The greatest blessing is to see the face of God. We call it the beatific vision, the experience in which the perfection of human fulfilment and happiness is to be found. It is misleading to think simply in terms of physical sight, of course: it is more about knowledge and understanding, being present together sharing God’s life in a communion of love. We know from the First Letter of St John, also read during these days of Christmastide, that to see God means to become like him ‘because we shall see him as he really is’.  From being seen by God (and so brought into existence, to life, to the life of grace) we are brought to see God, to turn our faces towards him, and in this our deepest happiness consists. Lovers rejoice to look at each other, to admire each other, to feast their eyes on each other. They look out for each other, keep each other in sight and so in mind and in heart. And often too they become like each other, taking on the mannerisms, interests and concerns that they see in the one they have come to love.

This way of thinking is present also in the angel’s conversation with Mary at the annunciation. ‘You have found favour with God’, he tells her. God has turned his face towards Mary. He has remembered her and noticed her. The light of God’s face is shining upon her as the angel delivers his message and she responds with faith, trust and love. Across this mutual gaze, of God seeing Mary in the angel’s message and Mary seeing God in her response,  flow the grace and blessing that belong to her as the Mother of God and the First Disciple. That mutual gaze establishes the particular graces that belong to Mary as an individual daughter of God with her particular role in the history of God’s relationship with the people. Because what happens through Mary is unique and unrepeatable. It brings time to its fulfilment and in the same moment initiates the new time. Mary is Virgin as well as Mother and in this paradox we find also the paradox of the beginning and the end of time.

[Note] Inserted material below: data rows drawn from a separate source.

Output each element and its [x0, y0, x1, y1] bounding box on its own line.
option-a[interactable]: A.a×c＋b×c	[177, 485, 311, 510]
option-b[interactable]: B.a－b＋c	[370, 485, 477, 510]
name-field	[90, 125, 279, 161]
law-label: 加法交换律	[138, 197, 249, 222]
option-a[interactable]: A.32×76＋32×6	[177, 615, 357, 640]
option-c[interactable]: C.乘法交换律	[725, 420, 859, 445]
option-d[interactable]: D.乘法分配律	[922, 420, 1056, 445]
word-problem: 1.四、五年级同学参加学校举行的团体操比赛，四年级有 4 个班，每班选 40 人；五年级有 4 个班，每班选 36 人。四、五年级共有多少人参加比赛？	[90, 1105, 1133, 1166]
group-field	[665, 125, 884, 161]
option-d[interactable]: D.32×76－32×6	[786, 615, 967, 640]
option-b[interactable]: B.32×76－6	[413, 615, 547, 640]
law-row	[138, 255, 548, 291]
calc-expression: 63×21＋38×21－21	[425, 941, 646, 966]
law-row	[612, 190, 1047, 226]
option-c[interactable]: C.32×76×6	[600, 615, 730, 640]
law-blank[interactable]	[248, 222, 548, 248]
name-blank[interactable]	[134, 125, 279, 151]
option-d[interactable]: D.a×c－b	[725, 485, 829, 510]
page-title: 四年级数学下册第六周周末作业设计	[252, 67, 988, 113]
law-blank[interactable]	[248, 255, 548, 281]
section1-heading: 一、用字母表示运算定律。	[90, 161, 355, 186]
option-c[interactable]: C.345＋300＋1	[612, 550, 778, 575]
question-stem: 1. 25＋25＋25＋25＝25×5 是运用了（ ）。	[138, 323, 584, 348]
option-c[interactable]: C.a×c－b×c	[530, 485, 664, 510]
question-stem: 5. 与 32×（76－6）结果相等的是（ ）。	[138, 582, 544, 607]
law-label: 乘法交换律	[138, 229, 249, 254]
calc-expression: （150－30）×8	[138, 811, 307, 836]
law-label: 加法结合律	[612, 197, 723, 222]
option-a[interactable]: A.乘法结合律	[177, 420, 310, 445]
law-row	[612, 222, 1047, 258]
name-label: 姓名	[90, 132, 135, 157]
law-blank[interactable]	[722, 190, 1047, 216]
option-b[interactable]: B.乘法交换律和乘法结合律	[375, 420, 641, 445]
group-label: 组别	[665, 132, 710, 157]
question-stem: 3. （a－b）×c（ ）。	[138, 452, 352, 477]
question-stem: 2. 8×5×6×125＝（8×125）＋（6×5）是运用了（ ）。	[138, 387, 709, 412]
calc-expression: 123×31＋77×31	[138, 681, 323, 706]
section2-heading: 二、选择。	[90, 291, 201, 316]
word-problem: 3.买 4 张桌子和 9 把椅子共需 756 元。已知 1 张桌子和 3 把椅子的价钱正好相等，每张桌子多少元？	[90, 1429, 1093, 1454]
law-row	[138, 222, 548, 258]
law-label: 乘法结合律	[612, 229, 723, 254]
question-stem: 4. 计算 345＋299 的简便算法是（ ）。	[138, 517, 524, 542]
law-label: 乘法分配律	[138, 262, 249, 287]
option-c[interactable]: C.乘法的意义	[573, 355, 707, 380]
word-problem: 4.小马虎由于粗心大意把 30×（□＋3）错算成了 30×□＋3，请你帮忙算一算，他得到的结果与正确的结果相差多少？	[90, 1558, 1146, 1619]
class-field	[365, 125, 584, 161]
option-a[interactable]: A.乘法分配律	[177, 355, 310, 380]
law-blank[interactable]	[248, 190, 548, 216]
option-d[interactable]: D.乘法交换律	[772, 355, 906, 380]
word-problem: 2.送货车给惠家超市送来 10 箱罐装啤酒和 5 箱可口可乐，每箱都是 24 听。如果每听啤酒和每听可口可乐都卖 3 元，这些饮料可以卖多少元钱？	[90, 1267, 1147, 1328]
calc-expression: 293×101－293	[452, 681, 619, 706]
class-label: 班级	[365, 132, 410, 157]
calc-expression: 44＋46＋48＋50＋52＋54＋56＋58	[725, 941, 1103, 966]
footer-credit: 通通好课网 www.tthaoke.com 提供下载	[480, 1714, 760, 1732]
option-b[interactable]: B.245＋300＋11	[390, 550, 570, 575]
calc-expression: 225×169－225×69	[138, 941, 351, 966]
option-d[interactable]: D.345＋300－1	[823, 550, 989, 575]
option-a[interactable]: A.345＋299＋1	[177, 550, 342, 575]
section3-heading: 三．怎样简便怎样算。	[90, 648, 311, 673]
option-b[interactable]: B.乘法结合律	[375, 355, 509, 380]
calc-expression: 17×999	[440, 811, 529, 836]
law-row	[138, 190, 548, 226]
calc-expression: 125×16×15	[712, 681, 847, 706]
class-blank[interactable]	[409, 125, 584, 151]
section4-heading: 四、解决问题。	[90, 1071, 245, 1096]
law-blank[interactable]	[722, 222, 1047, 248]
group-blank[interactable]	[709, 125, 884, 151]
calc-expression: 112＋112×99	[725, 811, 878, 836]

Paul, writing to the Galatians, describes this moment of Mary’s motherhood as the fullness of time, when the Son was born of a woman, born a subject of the law. She is fully pregnant with the Word, ready to deliver. Her time to give birth has come and so too God’s time has come, the time appointed for sending Jesus, the one who was to save the people from their sins. His conception and birth means the end of expectancy, the fulfillment of the promises of the Old Testament, a new and eternal covenant.

It is also the time of Mary’s virginity which means the time of a new creation when God acts within the world without doing violence to it, without intruding upon it or interfering with it. Grace does not destroy nature but brings it to its perfection. God’s gaze does not destroy Mary but brings her to perfection, a supernatural perfection, as the first disciple in the Kingdom that is coming. So it is virginal time, springtime, fresh and free and full of new life. It carries the promise of new birth for all and an adoption as children of the Father. No longer slaves but sons and daughters. No longer debtors but heirs. No longer controlled by fear but alive by the Spirit of the Son who enables us to cry ‘Abba, Father’.

Mary treasured in her heart all that was being said about her son and she pondered over what was being revealed about him. We continue to do that during this season of Christmas as we gaze upon the infant in the crib, and gaze upon the Virgin Mother who brought him to birth. It is a fulfilment, yes, a birth so long desired, a healing so long awaited, a light so long watched for. But it is also a new beginning, completely fresh and unexpected, a gift from the God of surprises.

We begin the new year, then, in the company of Mary, basking in the light of God’s face as it shone on her, meditating on the mystery of her place in our life of faith, in our spirituality. We begin the new year with her, praying that during the weeks and months ahead we may enter more fully, less hesitantly, into the light flowing from her Son, a light that is not only new knowledge and understanding but new life and a new love. During this coming year may we all be welcomed into the light of God’s face, whether we are alive or dead when he uncovers his face to us, is gracious to us and brings us peace.